In a recent case before the Alberta Court of Appeal, Houle v BMW Financial Services, a couple who had bought a car in the United States and took it with them when they moved to Alberta sued after the American dealer repossessed the car in Canada. The Court upheld a decision dismissing their action for an order cancelling and reversing the seizure of the BMW car. They had bought it in California under an installment sales contract, then had fallen twelve months behind on the payments. After several months of inquiries and searching, the U.S. dealer found the car in Alberta and, through an affiliated Ontario company, re-possessed the car. The owners then proposed to pay the arrears to get the car back, but the defendant refused. The car’s owners made much of the fact a non-party had seized the car, presumably hoping for a ruling that only a party to the car sale transaction can seize back the car, and that that party would not be permitted to enforce a U.S. transaction across the border in Canada.

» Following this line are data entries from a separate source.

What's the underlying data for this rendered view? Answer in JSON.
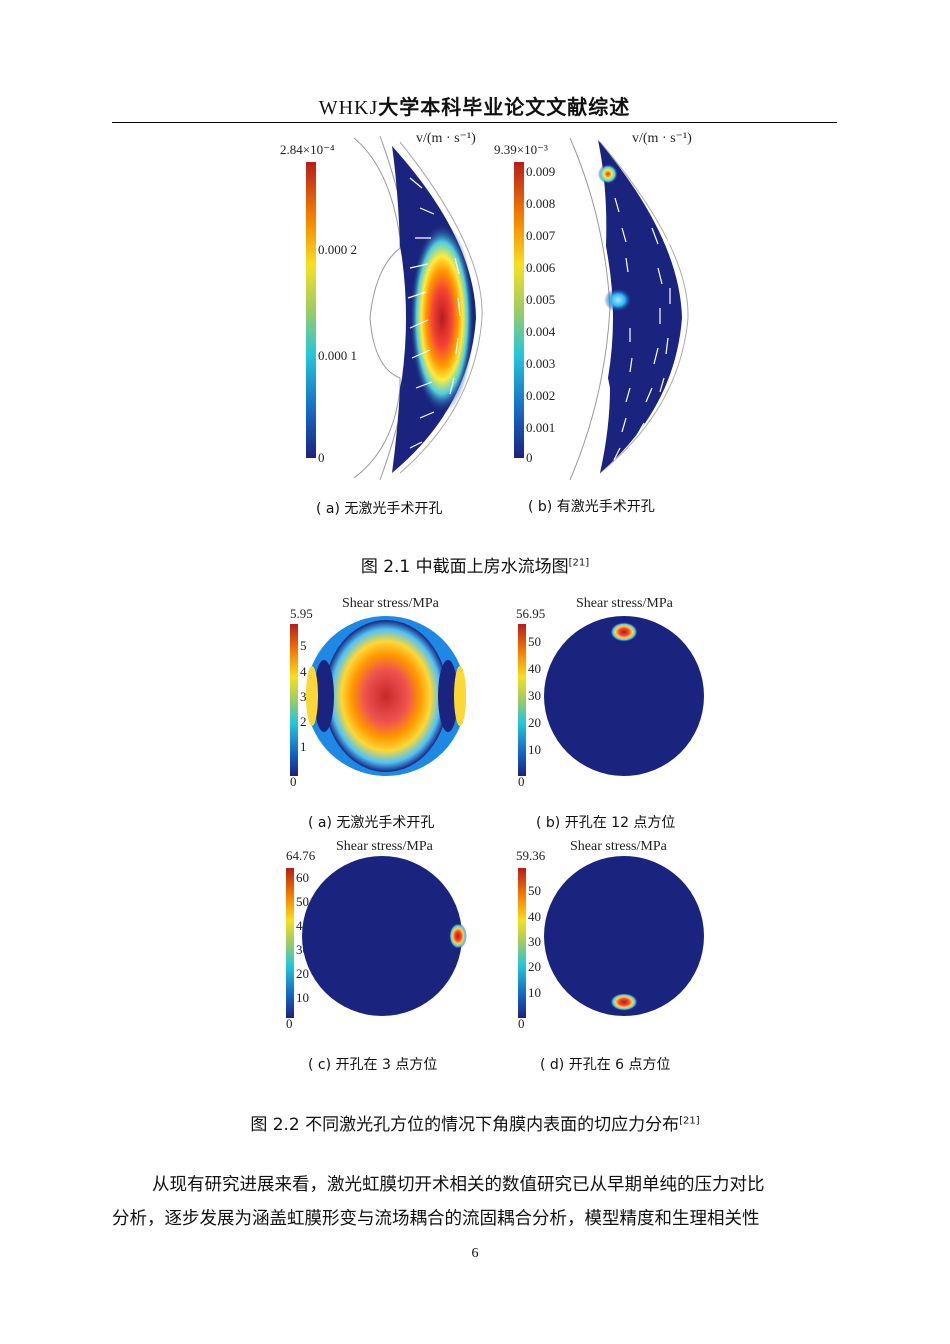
{
  "header": {
    "latin": "WHKJ",
    "title": "大学本科毕业论文文献综述"
  },
  "figure1": {
    "panel_a": {
      "unit_label": "v/(m · s⁻¹)",
      "max_label": "2.84×10⁻⁴",
      "ticks": [
        "0.000 2",
        "0.000 1",
        "0"
      ],
      "sublabel_tag": "( a)",
      "sublabel": "无激光手术开孔"
    },
    "panel_b": {
      "unit_label": "v/(m · s⁻¹)",
      "max_label": "9.39×10⁻³",
      "ticks": [
        "0.009",
        "0.008",
        "0.007",
        "0.006",
        "0.005",
        "0.004",
        "0.003",
        "0.002",
        "0.001",
        "0"
      ],
      "sublabel_tag": "( b)",
      "sublabel": "有激光手术开孔"
    },
    "caption": "图 2.1  中截面上房水流场图",
    "caption_ref": "[21]"
  },
  "figure2": {
    "panel_a": {
      "title": "Shear stress/MPa",
      "max_label": "5.95",
      "ticks": [
        "5",
        "4",
        "3",
        "2",
        "1",
        "0"
      ],
      "sublabel_tag": "( a)",
      "sublabel": "无激光手术开孔"
    },
    "panel_b": {
      "title": "Shear stress/MPa",
      "max_label": "56.95",
      "ticks": [
        "50",
        "40",
        "30",
        "20",
        "10",
        "0"
      ],
      "sublabel_tag": "( b)",
      "sublabel": "开孔在 12 点方位"
    },
    "panel_c": {
      "title": "Shear stress/MPa",
      "max_label": "64.76",
      "ticks": [
        "60",
        "50",
        "40",
        "30",
        "20",
        "10",
        "0"
      ],
      "sublabel_tag": "( c)",
      "sublabel": "开孔在 3 点方位"
    },
    "panel_d": {
      "title": "Shear stress/MPa",
      "max_label": "59.36",
      "ticks": [
        "50",
        "40",
        "30",
        "20",
        "10",
        "0"
      ],
      "sublabel_tag": "( d)",
      "sublabel": "开孔在 6 点方位"
    },
    "caption": "图 2.2  不同激光孔方位的情况下角膜内表面的切应力分布",
    "caption_ref": "[21]"
  },
  "body": {
    "line1": "从现有研究进展来看，激光虹膜切开术相关的数值研究已从早期单纯的压力对比",
    "line2": "分析，逐步发展为涵盖虹膜形变与流场耦合的流固耦合分析，模型精度和生理相关性"
  },
  "page_number": "6",
  "colors": {
    "jet_low": "#1a237e",
    "jet_mid": "#f5e020",
    "jet_high": "#b71c1c"
  }
}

The facts presented legal issues of two kinds: the substantive issues (did the U.S. dealer have the right to refuse payment of the arrears, seize and keep the car , or did the owners have the right to pay those arrears and regain the car?) and the procedural issues (what requirements apply to the seizure?)

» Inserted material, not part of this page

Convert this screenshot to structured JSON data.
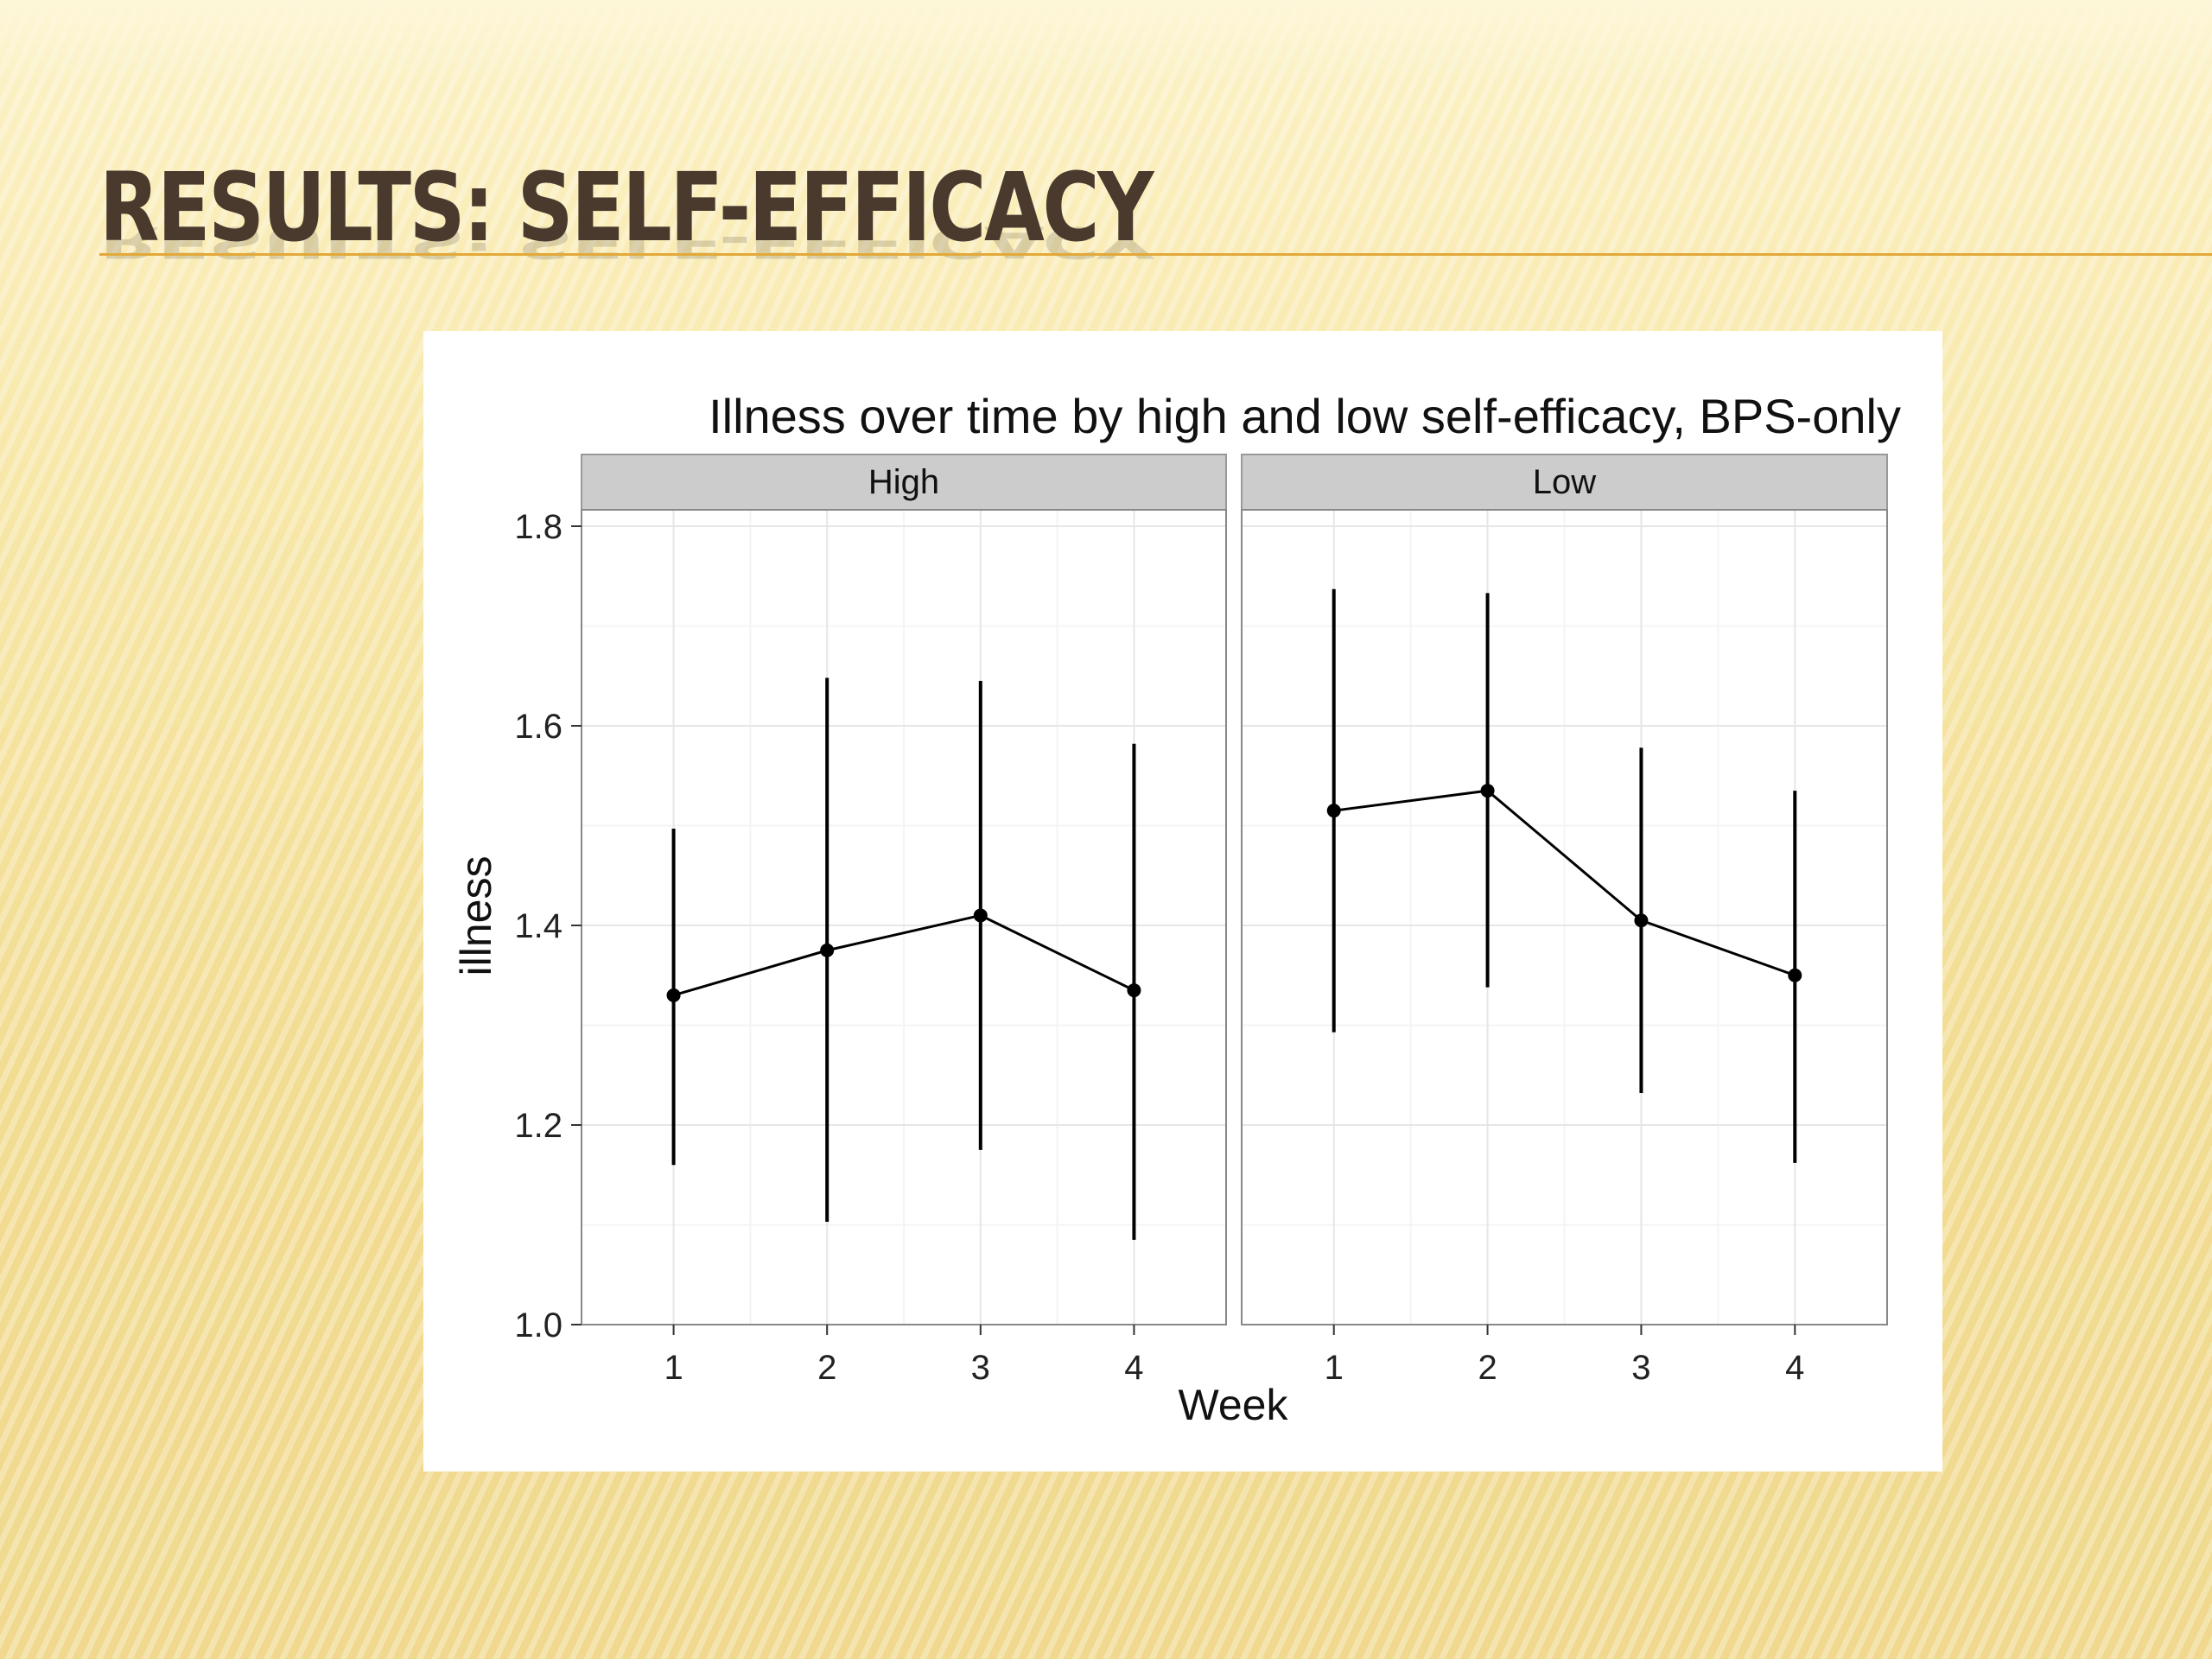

The contract had a choice of law clause: the law of California governs substantive matters and the law of the place of seizure governs procedural matters. This is the same as what the Alberta conflict of laws rules provide.
The need to prove the content of the foreign (California) law as a fact can potentially be a difficulty in cases of this size, given the cost of bringing in an expert or other witness to testify on California law. Here, neither side did so; instead, a copy of the relevant excerpt of the California Civil Code was given to the Court, and both sides argued from that, probably in order to minimize costs. The court applied the presumption of similarity: it presumed, in the absence of evidence to the contrary, that California law (including their principles of statutory interpretation) is the same as Alberta law. The court found the defendant had a right to seize and re-sell the car.
The governing law as to procedure is the domestic law; the law of Alberta says that if the owner is in default, the manner of seizure is irrelevant and does not provide a ground for attacking the seizure or sale. The court had little to say about the fact the search and seizure was directed from outside Canada, without the knowledge or consent of Canadian authorities – apparently that was of no consequence for the court.
Evidently, the Canada – U.S. border is not itself a big obstacle to a foreign party’s enforcement of a security interest, in Alberta at least.